As N.Y. Times columnist Frank Rich wrote a week or so ago, “When the world gets a firsthand look at the new America Mr. Obama offers as an alternative to Mr. McCain’s truculent stay-the-course, the public pandemonium may make J.F.K.’s ‘Ich bin ein Berliner’ visit to the Berlin Wall look like a warm-up act.”
“There are certain days when you can feel the air sucking out of Washington’s giant hot-air balloon, and Friday was one of them,” writes the N.Y. Times Mark Leibovich in a 6.15 piece about the news of the passing of Tim Russert.

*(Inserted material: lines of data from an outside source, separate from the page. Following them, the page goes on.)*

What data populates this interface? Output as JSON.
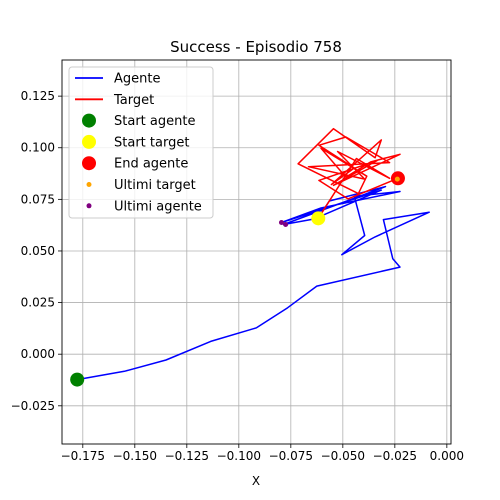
{
  "chart_data": {
    "type": "line",
    "title": "Success - Episodio 758",
    "xlabel": "X",
    "ylabel": "",
    "xlim": [
      -0.185,
      0.002
    ],
    "ylim": [
      -0.0435,
      0.1425
    ],
    "grid": true,
    "legend_position": "top-left",
    "x_ticks": [
      -0.175,
      -0.15,
      -0.125,
      -0.1,
      -0.075,
      -0.05,
      -0.025,
      0.0
    ],
    "x_tick_labels": [
      "−0.175",
      "−0.150",
      "−0.125",
      "−0.100",
      "−0.075",
      "−0.050",
      "−0.025",
      "0.000"
    ],
    "y_ticks": [
      -0.025,
      0.0,
      0.025,
      0.05,
      0.075,
      0.1,
      0.125
    ],
    "y_tick_labels": [
      "−0.025",
      "0.000",
      "0.025",
      "0.050",
      "0.075",
      "0.100",
      "0.125"
    ],
    "series": [
      {
        "name": "Agente",
        "kind": "line",
        "color": "#0000ff",
        "points": [
          [
            -0.1777,
            -0.0123
          ],
          [
            -0.155,
            -0.0083
          ],
          [
            -0.135,
            -0.0028
          ],
          [
            -0.1135,
            0.0062
          ],
          [
            -0.0915,
            0.0128
          ],
          [
            -0.0765,
            0.0225
          ],
          [
            -0.0625,
            0.033
          ],
          [
            -0.0225,
            0.0422
          ],
          [
            -0.026,
            0.0462
          ],
          [
            -0.0305,
            0.0652
          ],
          [
            -0.0085,
            0.0688
          ],
          [
            -0.0345,
            0.0568
          ],
          [
            -0.0505,
            0.0482
          ],
          [
            -0.0395,
            0.0575
          ],
          [
            -0.0445,
            0.0765
          ],
          [
            -0.0225,
            0.0788
          ],
          [
            -0.0605,
            0.0708
          ],
          [
            -0.0795,
            0.0638
          ],
          [
            -0.0315,
            0.0795
          ],
          [
            -0.0615,
            0.0665
          ],
          [
            -0.0565,
            0.0742
          ],
          [
            -0.0295,
            0.0812
          ],
          [
            -0.0785,
            0.0628
          ],
          [
            -0.0618,
            0.0658
          ]
        ]
      },
      {
        "name": "Target",
        "kind": "line",
        "color": "#ff0000",
        "points": [
          [
            -0.0618,
            0.0658
          ],
          [
            -0.0435,
            0.0948
          ],
          [
            -0.0275,
            0.0852
          ],
          [
            -0.0525,
            0.0982
          ],
          [
            -0.0395,
            0.0848
          ],
          [
            -0.0665,
            0.0908
          ],
          [
            -0.0275,
            0.0928
          ],
          [
            -0.0485,
            0.1052
          ],
          [
            -0.0615,
            0.1012
          ],
          [
            -0.0445,
            0.0902
          ],
          [
            -0.0555,
            0.0822
          ],
          [
            -0.0315,
            0.1038
          ],
          [
            -0.0345,
            0.0952
          ],
          [
            -0.0545,
            0.1092
          ],
          [
            -0.0715,
            0.0922
          ],
          [
            -0.0425,
            0.0778
          ],
          [
            -0.0385,
            0.0862
          ],
          [
            -0.0605,
            0.0998
          ],
          [
            -0.0485,
            0.0858
          ],
          [
            -0.0365,
            0.0932
          ],
          [
            -0.0225,
            0.0968
          ],
          [
            -0.0545,
            0.0818
          ],
          [
            -0.0335,
            0.0938
          ],
          [
            -0.0615,
            0.0842
          ],
          [
            -0.0475,
            0.0752
          ],
          [
            -0.0235,
            0.0852
          ]
        ]
      },
      {
        "name": "Start agente",
        "kind": "marker",
        "color": "#008000",
        "size": 7,
        "points": [
          [
            -0.1777,
            -0.0123
          ]
        ]
      },
      {
        "name": "Start target",
        "kind": "marker",
        "color": "#ffff00",
        "size": 7,
        "points": [
          [
            -0.0618,
            0.0658
          ]
        ]
      },
      {
        "name": "End agente",
        "kind": "marker",
        "color": "#ff0000",
        "size": 7,
        "points": [
          [
            -0.0235,
            0.0852
          ]
        ]
      },
      {
        "name": "Ultimi target",
        "kind": "marker",
        "color": "#ffa500",
        "size": 2.5,
        "points": [
          [
            -0.0238,
            0.0848
          ]
        ]
      },
      {
        "name": "Ultimi agente",
        "kind": "marker",
        "color": "#800080",
        "size": 2.5,
        "points": [
          [
            -0.0795,
            0.0638
          ],
          [
            -0.0775,
            0.0628
          ]
        ]
      }
    ]
  }
}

“News of the Meet the Press host’s death moved entirely too fast, in that unnerving way that these things do in the viral media world, but especially here — the cycle of rumor to ‘did you hear?’ to confirmation (‘it’s online’) to disbelief lasted a matter of minutes. Riders on the D.C. Metro stared into their BlackBerrys, and every politician with access to e-mail was issuing statements, from the president on down.”
It was a whopper for me personally, I can tell you. Heartbreak for his friends, family and colleagues; a loss for the world of political TV coverage; a chill up the spine of every heavy-ish person out there over the age of 40. I felt for the MSNBC team yesterday during their marathon coverage. They were simultaneously reporting and dealing with their own private grief. They couldn’t see any way around not covering it as an all-day, stop-the-presses, death-of-JFK event. They didn’t want to turn it off, and probably couldn’t have if they had a change of heart.

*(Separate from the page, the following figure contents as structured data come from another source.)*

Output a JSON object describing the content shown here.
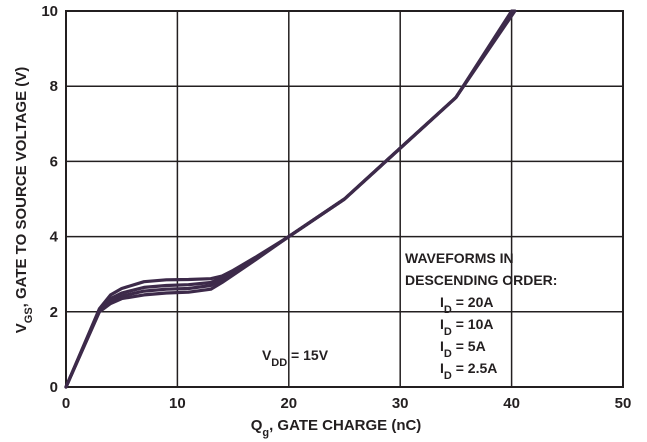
{
  "chart_data": {
    "type": "line",
    "title": "",
    "xlabel": {
      "main": "Q",
      "sub": "g",
      "rest": ", GATE CHARGE (nC)"
    },
    "ylabel": {
      "main": "V",
      "sub": "GS",
      "rest": ", GATE TO SOURCE VOLTAGE (V)"
    },
    "xlim": [
      0,
      50
    ],
    "ylim": [
      0,
      10
    ],
    "x_ticks": [
      "0",
      "10",
      "20",
      "30",
      "40",
      "50"
    ],
    "y_ticks": [
      "0",
      "2",
      "4",
      "6",
      "8",
      "10"
    ],
    "grid": true,
    "line_color": "#3d2a4a",
    "annotation": {
      "main": "V",
      "sub": "DD",
      "rest": " = 15V"
    },
    "legend": {
      "placement": "bottom-right",
      "title_line1": "WAVEFORMS IN",
      "title_line2": "DESCENDING ORDER:",
      "entries": [
        {
          "main": "I",
          "sub": "D",
          "rest": " = 20A"
        },
        {
          "main": "I",
          "sub": "D",
          "rest": " = 10A"
        },
        {
          "main": "I",
          "sub": "D",
          "rest": " = 5A"
        },
        {
          "main": "I",
          "sub": "D",
          "rest": " = 2.5A"
        }
      ]
    },
    "series": [
      {
        "name": "ID = 20A",
        "x": [
          0,
          3,
          4,
          5,
          7,
          9,
          11,
          13,
          14,
          15,
          17,
          20,
          25,
          30,
          35,
          40.3
        ],
        "y": [
          0,
          2.08,
          2.45,
          2.62,
          2.8,
          2.85,
          2.86,
          2.88,
          2.95,
          3.1,
          3.45,
          4.0,
          5.0,
          6.35,
          7.7,
          10.0
        ]
      },
      {
        "name": "ID = 10A",
        "x": [
          0,
          3,
          4,
          5,
          7,
          9,
          11,
          13,
          14,
          15,
          17,
          20,
          25,
          30,
          35,
          40.2
        ],
        "y": [
          0,
          2.05,
          2.35,
          2.5,
          2.65,
          2.7,
          2.72,
          2.78,
          2.9,
          3.05,
          3.42,
          4.0,
          5.0,
          6.35,
          7.7,
          10.0
        ]
      },
      {
        "name": "ID = 5A",
        "x": [
          0,
          3,
          4,
          5,
          7,
          9,
          11,
          13,
          14,
          15,
          17,
          20,
          25,
          30,
          35,
          40.1
        ],
        "y": [
          0,
          2.02,
          2.28,
          2.42,
          2.55,
          2.6,
          2.62,
          2.7,
          2.85,
          3.02,
          3.4,
          4.0,
          5.0,
          6.35,
          7.7,
          10.0
        ]
      },
      {
        "name": "ID = 2.5A",
        "x": [
          0,
          3,
          4,
          5,
          7,
          9,
          11,
          13,
          14,
          15,
          17,
          20,
          25,
          30,
          35,
          40.0
        ],
        "y": [
          0,
          2.0,
          2.22,
          2.35,
          2.45,
          2.5,
          2.52,
          2.6,
          2.78,
          2.98,
          3.38,
          4.0,
          5.0,
          6.35,
          7.7,
          10.0
        ]
      }
    ]
  }
}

That said, there’s this little voice stating that I understand and respect the rules that govern the observance of the death of anyone famous, particularly one as beloved as Tim Russert, which is that you may not talk about the circumstances that may have caused his life to end and whether or not it could have been prevented or at least delayed.
Type in the words “cholesteral plaque enlarged heart” and tell me what it gradually tells you. I’ve done a little reading for 20 minutes or so, and — I’m saying this as plainly and respectfully as I can — it just doesn’t seem as if a tree just uprooted itself and fell on the guy.